2 cups whole milk
1/2 cup cane sugar
3 tablespoons corn starch
big pinch sea salt
1 egg yolk
1 tablespoon butter
1 teaspoon vanilla extract
1 1/2 cups strawberries, sliced (or substitute fresh cherries)
4 graham crackers
2 glass pint jars
- Whisk together the sugar, corn starch, and salt in a medium saucepan. Add 1/2 cup milk and whisk until smooth. Whisk in the egg yolk and the remaining milk.
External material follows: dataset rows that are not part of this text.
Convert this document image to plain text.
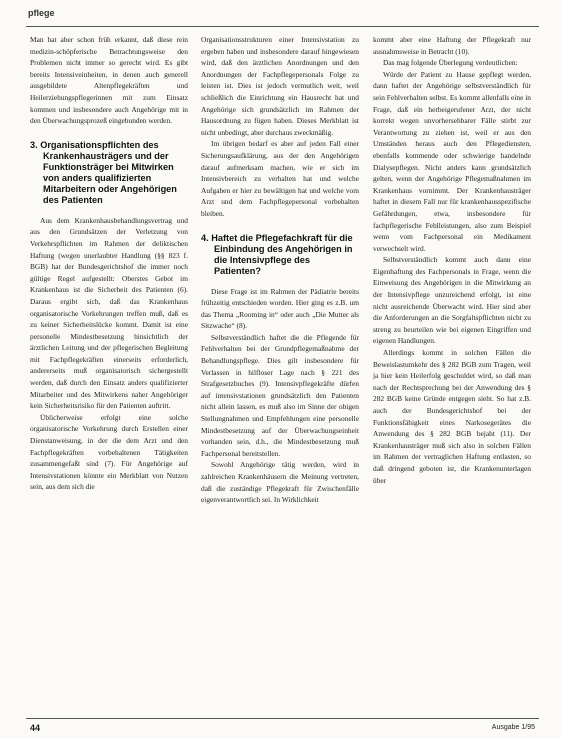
pflege

Man hat aber schon früh erkannt, daß diese rein medizin-schöpferische Betrachtungsweise den Problemen nicht immer so gerecht wird. Es gibt bereits Intensiveinheiten, in denen auch generell ausgebildete Altenpflegekräften und Heilerziehungspflegerinnen mit zum Einsatz kommen und insbesondere auch Angehörige mit in den Überwachungsprozeß eingebunden werden.

3. Organisationspflichten des Krankenhausträgers und der Funktionsträger bei Mitwirken von anders qualifizierten Mitarbeitern oder Angehörigen des Patienten

Aus dem Krankenhausbehandlungsvertrag und aus den Grundsätzen der Verletzung von Verkehrspflichten im Rahmen der deliktischen Haftung (wegen unerlaubter Handlung (§§ 823 f. BGB) hat der Bundesgerichtshof die immer noch gültige Regel aufgestellt: Oberstes Gebot im Krankenhaus ist die Sicherheit des Patienten (6). Daraus ergibt sich, daß das Krankenhaus organisatorische Vorkehrungen treffen muß, daß es zu keiner Sicherheitslücke kommt. Damit ist eine personelle Mindestbesetzung hinsichtlich der ärztlichen Leitung und der pflegerischen Begleitung mit Fachpflegekräften einerseits erforderlich, andererseits muß organisatorisch sichergestellt werden, daß durch den Einsatz anders qualifizierter Mitarbeiter und des Mitwirkens naher Angehöriger kein Sicherheitsrisiko für den Patienten auftritt.

Üblicherweise erfolgt eine solche organisatorische Vorkehrung durch Erstellen einer Dienstanweisung, in der die dem Arzt und den Fachpflegekräften vorbehaltenen Tätigkeiten zusammengefaßt sind (7). Für Angehörige auf Intensivstationen könnte ein Merkblatt von Nutzen sein, aus dem sich die

Organisationsstrukturen einer Intensivstation zu ergeben haben und insbesondere darauf hingewiesen wird, daß den ärztlichen Anordnungen und den Anordnungen der Fachpflegepersonals Folge zu leisten ist. Dies ist jedoch vermutlich weit, weil schließlich die Einrichtung ein Hausrecht hat und Angehörige sich grundsätzlich im Rahmen der Hausordnung zu fügen haben. Dieses Merkblatt ist nicht unbedingt, aber durchaus zweckmäßig.

Im übrigen bedarf es aber auf jeden Fall einer Sicherungsaufklärung, aus der den Angehörigen darauf aufmerksam machen, wie er sich im Intensivbereich zu verhalten hat und welche Aufgaben er hier zu bewältigen hat und welche vom Arzt und dem Fachpflegepersonal vorbehalten bleiben.

4. Haftet die Pflegefachkraft für die Einbindung des Angehörigen in die Intensivpflege des Patienten?

Diese Frage ist im Rahmen der Pädiatrie bereits frühzeitig entschieden worden. Hier ging es z.B. um das Thema „Rooming in“ oder auch „Die Mutter als Sitzwache“ (8).

Selbstverständlich haftet die die Pflegende für Fehlverhalten bei der Grundpflegemaßnahme der Behandlungspflege. Dies gilt insbesondere für Verlassen in hilfloser Lage nach § 221 des Strafgesetzbuches (9). Intensivpflegekräfte dürfen auf intensivstationen grundsätzlich den Patienten nicht allein lassen, es muß also im Sinne der obigen Stellungnahmen und Empfehlungen eine personelle Mindestbesetzung auf der Überwachungseinheit vorhanden sein, d.h., die Mindestbesetzung muß Fachpersonal bereitstellen.

Sowohl Angehörige tätig werden, wird in zahlreichen Krankenhäusern die Meinung vertreten, daß die zuständige Pflegekraft für Zwischenfälle eigenverantwortlich sei. In Wirklichkeit

kommt aber eine Haftung der Pflegekraft nur ausnahmsweise in Betracht (10).

Das mag folgende Überlegung verdeutlichen:

Würde der Patient zu Hause gepflegt werden, dann haftet der Angehörige selbstverständlich für sein Fehlverhalten selbst. Es kommt allenfalls eine in Frage, daß ein herbeigerufener Arzt, der nicht korrekt wegen unvorhersehbarer Fälle stirbt zur Verantwortung zu ziehen ist, weil er aus den Umständen heraus auch den Pflegediensten, ebenfalls kommende oder schwierige handelnde Dialysepflegen. Nicht anders kann grundsätzlich gelten, wenn der Angehörige Pflegemaßnahmen im Krankenhaus vornimmt. Der Krankenhausträger haftet in diesem Fall nur für krankenhausspezifische Gefährdungen, etwa, insbesondere für fachpflegerische Fehlleistungen, also zum Beispiel wenn vom Fachpersonal ein Medikament verwechselt wird.

Selbstverständlich kommt auch dann eine Eigenhaftung des Fachpersonals in Frage, wenn die Einweisung des Angehörigen in die Mitwirkung an der Intensivpflege unzureichend erfolgt, ist eine nicht ausreichende Überwacht wird. Hier sind aber die Anforderungen an die Sorgfaltspflichten nicht zu streng zu beurteilen wie bei eigenen Eingriffen und eigenen Handlungen.

Allerdings kommt in solchen Fällen die Beweislastumkehr des § 282 BGB zum Tragen, weil ja hier kein Heilerfolg geschuldet wird, so daß man nach der Rechtsprechung bei der Anwendung des § 282 BGB keine Gründe entgegen sieht. So hat z.B. auch der Bundesgerichtshof bei der Funktionsfähigkeit eines Narkosegerätes die Anwendung des § 282 BGB bejaht (11). Der Krankenhausträger muß sich also in solchen Fällen im Rahmen der vertraglichen Haftung entlasten, so daß dringend geboten ist, die Krankenunterlagen über

44	Ausgabe 1/95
- Place over medium-low heat and cook, stirring frequently with a wooden spoon or flat whisk, for about 15 minutes, until thickened. Stir in the butter and vanilla. Remove from heat and let cool completely.
- Mash the strawberries partially with a potato masher to make them juicy and liquidy.
- Break up the graham crackers over a large cutting board, and chop the them into small pieces with a chef’s knife. You could whiz them in a food processor but you still want small chunks, not all crumbs.
- When the pudding is cool, spoon some into each jar. (A canning funnel is helpful here if you have one.) Add a layer of strawberries, followed by a layer of graham cracker pieces. Add the remaining strawberries and the remaining pudding. As you add the layers, you can gently tap the jar on the counter to settle the layers and make more room. Makes 2 parfaits.